Italian construction firm Salini SpA received a major blow to its Africa expansion plans when, late in June, Namibia's high court overturned its $280-million construction contract for the Neckartal Dam.
The court ordered the contract to be rebid after a successful challenge by one losing bidder, CSC Neckartal Dam, a consortium made up of South African, Italian and Lebanese firms.
The rebid will be the project's third attempt at contract award since 2011, says a published report in Africa.
Namibia is constructing the dam on the Fish River, 40 kilometers west of Keetmanshoop, in Namibia.
The court said the country's tender board ignored recommendations from the project's steering committee on the bidding process and selection of a contractor.
The steering committee, made up of ministry officials and a representative from its South Africa-based project consultant, Knight Piésold, picked a joint venture of France's VINCI and Egypt's Orascom as the preferred bidder for the project. The tender board overruled its recommendation.

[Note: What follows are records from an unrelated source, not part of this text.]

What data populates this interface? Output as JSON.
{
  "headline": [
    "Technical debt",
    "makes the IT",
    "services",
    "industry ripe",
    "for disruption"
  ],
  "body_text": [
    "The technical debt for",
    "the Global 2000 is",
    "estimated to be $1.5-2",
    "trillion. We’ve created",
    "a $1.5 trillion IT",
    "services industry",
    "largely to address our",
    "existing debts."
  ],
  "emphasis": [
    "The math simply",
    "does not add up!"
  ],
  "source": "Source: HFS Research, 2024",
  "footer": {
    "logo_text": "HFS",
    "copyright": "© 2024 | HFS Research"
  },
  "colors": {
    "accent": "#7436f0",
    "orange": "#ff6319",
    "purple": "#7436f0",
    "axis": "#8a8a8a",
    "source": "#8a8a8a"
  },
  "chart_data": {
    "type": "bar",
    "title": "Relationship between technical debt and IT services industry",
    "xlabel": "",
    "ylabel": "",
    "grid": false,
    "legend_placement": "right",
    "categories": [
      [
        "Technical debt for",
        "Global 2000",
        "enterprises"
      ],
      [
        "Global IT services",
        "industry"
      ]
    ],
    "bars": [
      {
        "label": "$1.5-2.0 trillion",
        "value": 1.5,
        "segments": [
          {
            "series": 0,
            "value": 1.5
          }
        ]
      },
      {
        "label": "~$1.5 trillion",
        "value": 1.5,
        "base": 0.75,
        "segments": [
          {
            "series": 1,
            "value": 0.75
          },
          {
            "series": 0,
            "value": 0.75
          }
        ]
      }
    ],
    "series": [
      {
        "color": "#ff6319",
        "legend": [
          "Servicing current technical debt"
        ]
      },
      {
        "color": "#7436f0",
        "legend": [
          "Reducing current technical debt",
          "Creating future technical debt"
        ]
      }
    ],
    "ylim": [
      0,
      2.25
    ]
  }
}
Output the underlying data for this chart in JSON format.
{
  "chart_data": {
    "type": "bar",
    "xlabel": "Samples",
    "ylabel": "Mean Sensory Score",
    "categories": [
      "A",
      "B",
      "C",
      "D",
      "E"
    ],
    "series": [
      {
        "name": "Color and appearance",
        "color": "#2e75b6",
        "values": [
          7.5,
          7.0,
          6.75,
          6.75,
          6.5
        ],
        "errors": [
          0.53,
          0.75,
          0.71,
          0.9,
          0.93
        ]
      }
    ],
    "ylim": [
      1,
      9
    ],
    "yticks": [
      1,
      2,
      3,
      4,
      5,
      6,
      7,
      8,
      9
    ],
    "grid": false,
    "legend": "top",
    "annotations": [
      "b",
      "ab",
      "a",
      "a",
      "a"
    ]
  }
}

That joint venture also had challenged the award, but withdrew its lawsuit and its involvement in the project for undisclosed reasons.
The court said the board also ignored a committee request for details from bidders related to key project staff members, which amounted to “material non-disclosure,” said the judges.
“The opposing views of the expert consultants as to who should be recommended and why, were not disclosed to the tender board, the court said. "The cumulative effect ... is, in our view, devastating to the legality of the decision-making and deprived the tender board from being able to apply its mind properly to the enquiry before it.”
Earlier, the contract had been awarded to Chinese firm China Henan International Cooperation Group, but that procurement was later cancelled and the government ordered a rebid.
Salini, which won the rebid, bid about $290 million. The firm could not be reached for comment.
The first phase of the Neckartal Irrigation Scheme, the dam is located in the country's southern Karas region along the Fish River.
The 80-meter-high, roller-compacted-concrete dam will harness the river to create a reservoir with a capacity of 857 million cu m. The water will be used to irrigate an estimated 5,000 hectares.